The input consists of a sequence of matrix specifications. Each matrix consists of the row and column dimensions on a line, denoted m and n, respectively. This is followed by m . n integers, appearing in row major order; i.e., the first n integers constitute the first row of the matrix, the second n integers constitute the second row, and so on. The integers on a line will be separated from other integers by one or more spaces. Note: integers are not restricted to being positive. There will be one or more matrix specifications in an input file. Input is terminated by end-of-file. For each specification the number of rows will be between 1 and 10 inclusive; the number of columns will be between 1 and 100 inclusive. No path's weight will exceed integer values representable using 30 bits.

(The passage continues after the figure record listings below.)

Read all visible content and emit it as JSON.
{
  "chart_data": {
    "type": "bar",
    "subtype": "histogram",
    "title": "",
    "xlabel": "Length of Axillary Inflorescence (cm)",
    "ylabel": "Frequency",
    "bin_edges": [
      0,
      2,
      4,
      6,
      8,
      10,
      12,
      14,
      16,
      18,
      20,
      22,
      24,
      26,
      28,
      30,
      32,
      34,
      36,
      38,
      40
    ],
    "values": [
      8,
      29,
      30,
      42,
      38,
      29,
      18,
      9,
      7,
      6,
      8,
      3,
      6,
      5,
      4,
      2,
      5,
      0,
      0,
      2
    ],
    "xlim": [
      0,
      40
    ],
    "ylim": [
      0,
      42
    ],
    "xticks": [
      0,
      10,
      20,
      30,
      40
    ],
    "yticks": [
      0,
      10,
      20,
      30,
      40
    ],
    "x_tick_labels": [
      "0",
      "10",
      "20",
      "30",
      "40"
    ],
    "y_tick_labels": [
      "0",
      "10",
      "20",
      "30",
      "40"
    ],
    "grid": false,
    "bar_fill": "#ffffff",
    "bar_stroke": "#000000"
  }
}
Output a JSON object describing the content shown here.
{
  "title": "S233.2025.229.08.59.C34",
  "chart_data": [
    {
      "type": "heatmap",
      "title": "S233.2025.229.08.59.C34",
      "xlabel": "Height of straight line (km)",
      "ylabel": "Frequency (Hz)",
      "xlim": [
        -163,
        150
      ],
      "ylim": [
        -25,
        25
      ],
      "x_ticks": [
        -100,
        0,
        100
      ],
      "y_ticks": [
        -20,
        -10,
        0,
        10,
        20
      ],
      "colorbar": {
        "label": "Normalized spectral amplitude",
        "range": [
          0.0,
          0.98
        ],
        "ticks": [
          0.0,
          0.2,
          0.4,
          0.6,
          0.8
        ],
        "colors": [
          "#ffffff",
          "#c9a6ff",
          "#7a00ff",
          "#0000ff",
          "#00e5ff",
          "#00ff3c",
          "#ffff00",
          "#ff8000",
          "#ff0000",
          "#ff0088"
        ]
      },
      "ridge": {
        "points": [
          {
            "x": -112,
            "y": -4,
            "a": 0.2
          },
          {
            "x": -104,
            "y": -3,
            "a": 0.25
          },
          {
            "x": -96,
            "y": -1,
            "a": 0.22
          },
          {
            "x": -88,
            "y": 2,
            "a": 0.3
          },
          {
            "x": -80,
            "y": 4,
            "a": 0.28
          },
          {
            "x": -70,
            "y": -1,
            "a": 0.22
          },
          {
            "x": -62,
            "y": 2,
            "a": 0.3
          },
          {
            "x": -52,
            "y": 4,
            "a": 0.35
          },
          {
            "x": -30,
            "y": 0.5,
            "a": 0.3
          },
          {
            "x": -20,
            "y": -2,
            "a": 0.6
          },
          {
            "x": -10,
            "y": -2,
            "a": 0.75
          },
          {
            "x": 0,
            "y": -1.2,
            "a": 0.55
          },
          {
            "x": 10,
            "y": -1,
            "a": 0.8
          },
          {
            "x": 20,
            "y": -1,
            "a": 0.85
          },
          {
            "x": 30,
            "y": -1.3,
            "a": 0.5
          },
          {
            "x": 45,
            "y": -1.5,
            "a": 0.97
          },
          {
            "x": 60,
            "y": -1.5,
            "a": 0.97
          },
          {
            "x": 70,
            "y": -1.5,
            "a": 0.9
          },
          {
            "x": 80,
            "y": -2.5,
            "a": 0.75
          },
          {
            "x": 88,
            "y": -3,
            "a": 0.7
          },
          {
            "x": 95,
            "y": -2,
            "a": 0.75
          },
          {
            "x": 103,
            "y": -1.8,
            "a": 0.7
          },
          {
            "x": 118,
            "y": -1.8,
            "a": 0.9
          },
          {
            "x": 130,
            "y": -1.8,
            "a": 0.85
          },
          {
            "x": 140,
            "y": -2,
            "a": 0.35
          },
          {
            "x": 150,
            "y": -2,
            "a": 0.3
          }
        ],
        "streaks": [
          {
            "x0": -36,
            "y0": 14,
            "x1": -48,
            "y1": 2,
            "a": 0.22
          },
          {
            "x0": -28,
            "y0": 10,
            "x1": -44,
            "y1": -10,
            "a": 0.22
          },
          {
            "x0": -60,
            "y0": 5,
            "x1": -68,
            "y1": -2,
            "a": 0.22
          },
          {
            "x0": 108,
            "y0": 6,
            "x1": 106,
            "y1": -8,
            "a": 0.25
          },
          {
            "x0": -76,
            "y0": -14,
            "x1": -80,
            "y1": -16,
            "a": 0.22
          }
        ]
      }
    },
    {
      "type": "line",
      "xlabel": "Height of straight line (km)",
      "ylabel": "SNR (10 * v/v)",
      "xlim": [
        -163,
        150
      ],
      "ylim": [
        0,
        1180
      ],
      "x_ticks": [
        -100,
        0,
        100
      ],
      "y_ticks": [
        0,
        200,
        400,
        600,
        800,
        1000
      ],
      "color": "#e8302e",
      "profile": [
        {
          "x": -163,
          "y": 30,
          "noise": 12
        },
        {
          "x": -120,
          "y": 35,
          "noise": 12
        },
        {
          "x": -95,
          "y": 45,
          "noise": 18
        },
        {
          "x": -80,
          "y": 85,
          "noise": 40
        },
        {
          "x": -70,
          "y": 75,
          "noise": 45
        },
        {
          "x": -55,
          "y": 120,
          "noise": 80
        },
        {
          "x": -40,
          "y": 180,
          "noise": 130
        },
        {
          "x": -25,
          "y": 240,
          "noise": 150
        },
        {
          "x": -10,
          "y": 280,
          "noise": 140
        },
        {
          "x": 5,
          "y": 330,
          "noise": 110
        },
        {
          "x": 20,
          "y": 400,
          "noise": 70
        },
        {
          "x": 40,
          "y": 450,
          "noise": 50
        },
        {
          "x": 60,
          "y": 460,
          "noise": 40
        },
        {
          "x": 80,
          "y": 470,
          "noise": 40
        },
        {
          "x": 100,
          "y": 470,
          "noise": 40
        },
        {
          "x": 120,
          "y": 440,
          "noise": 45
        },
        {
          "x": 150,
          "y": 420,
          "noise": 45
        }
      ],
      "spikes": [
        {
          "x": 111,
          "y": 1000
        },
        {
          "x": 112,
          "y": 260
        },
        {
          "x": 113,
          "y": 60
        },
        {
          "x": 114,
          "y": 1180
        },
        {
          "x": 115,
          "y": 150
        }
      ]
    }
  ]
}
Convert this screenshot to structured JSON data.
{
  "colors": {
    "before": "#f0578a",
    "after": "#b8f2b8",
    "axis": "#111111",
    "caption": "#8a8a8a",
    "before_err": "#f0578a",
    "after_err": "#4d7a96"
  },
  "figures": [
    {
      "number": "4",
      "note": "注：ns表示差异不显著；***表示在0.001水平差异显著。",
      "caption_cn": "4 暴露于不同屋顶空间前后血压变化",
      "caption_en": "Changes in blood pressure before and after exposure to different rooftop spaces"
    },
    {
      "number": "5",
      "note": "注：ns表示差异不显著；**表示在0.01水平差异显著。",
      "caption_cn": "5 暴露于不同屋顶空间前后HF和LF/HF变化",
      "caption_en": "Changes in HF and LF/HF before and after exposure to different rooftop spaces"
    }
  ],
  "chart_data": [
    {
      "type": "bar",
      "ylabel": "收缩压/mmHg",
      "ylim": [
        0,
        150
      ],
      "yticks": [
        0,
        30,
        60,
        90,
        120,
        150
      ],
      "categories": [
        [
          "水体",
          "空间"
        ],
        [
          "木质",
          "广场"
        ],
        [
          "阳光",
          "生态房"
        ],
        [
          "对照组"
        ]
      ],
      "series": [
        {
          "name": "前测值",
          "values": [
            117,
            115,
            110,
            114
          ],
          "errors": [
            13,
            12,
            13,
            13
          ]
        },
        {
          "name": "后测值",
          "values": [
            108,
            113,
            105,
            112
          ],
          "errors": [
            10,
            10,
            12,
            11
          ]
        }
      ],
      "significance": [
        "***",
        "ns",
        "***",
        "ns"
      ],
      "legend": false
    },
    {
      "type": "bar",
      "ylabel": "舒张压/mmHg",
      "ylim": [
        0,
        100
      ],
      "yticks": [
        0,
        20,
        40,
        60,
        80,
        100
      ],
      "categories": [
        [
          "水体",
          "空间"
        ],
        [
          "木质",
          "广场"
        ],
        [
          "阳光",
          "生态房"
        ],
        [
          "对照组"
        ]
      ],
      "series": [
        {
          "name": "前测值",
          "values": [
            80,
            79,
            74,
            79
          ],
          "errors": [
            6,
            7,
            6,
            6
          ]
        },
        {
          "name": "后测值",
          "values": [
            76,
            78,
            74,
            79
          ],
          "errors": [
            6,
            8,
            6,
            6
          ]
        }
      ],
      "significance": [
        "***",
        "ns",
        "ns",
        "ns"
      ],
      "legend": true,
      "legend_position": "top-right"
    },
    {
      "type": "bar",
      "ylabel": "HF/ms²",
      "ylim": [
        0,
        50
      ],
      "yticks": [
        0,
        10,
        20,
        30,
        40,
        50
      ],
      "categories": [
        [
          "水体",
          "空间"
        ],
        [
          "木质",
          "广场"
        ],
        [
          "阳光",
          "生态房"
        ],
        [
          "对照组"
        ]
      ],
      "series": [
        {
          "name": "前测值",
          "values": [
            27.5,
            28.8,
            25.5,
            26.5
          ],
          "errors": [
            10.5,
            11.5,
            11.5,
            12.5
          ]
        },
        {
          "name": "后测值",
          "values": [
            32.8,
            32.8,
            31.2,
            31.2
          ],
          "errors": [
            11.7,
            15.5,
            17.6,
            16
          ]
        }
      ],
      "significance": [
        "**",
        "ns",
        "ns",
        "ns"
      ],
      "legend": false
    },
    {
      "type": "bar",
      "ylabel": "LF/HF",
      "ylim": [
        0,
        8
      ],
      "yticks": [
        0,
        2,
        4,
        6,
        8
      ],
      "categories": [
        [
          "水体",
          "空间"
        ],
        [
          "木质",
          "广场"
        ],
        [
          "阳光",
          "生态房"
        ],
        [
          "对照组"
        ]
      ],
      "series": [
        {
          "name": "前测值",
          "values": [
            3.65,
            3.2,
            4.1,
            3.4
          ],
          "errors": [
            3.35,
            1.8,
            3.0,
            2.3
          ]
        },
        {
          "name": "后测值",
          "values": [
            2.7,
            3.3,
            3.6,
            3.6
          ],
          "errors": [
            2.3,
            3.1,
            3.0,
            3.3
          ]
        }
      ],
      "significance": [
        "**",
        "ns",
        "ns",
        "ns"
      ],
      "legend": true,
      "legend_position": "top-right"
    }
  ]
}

Two lines should be output for each matrix specification. The first line represents a minimal-weight path, and the second line is the cost of this minimal path. The path consists of a sequence of n integers (separated by one or more spaces) representing the rows that constitute the minimal path. If there is more than one path of minimal weight, the lexicographically smallest path should be output.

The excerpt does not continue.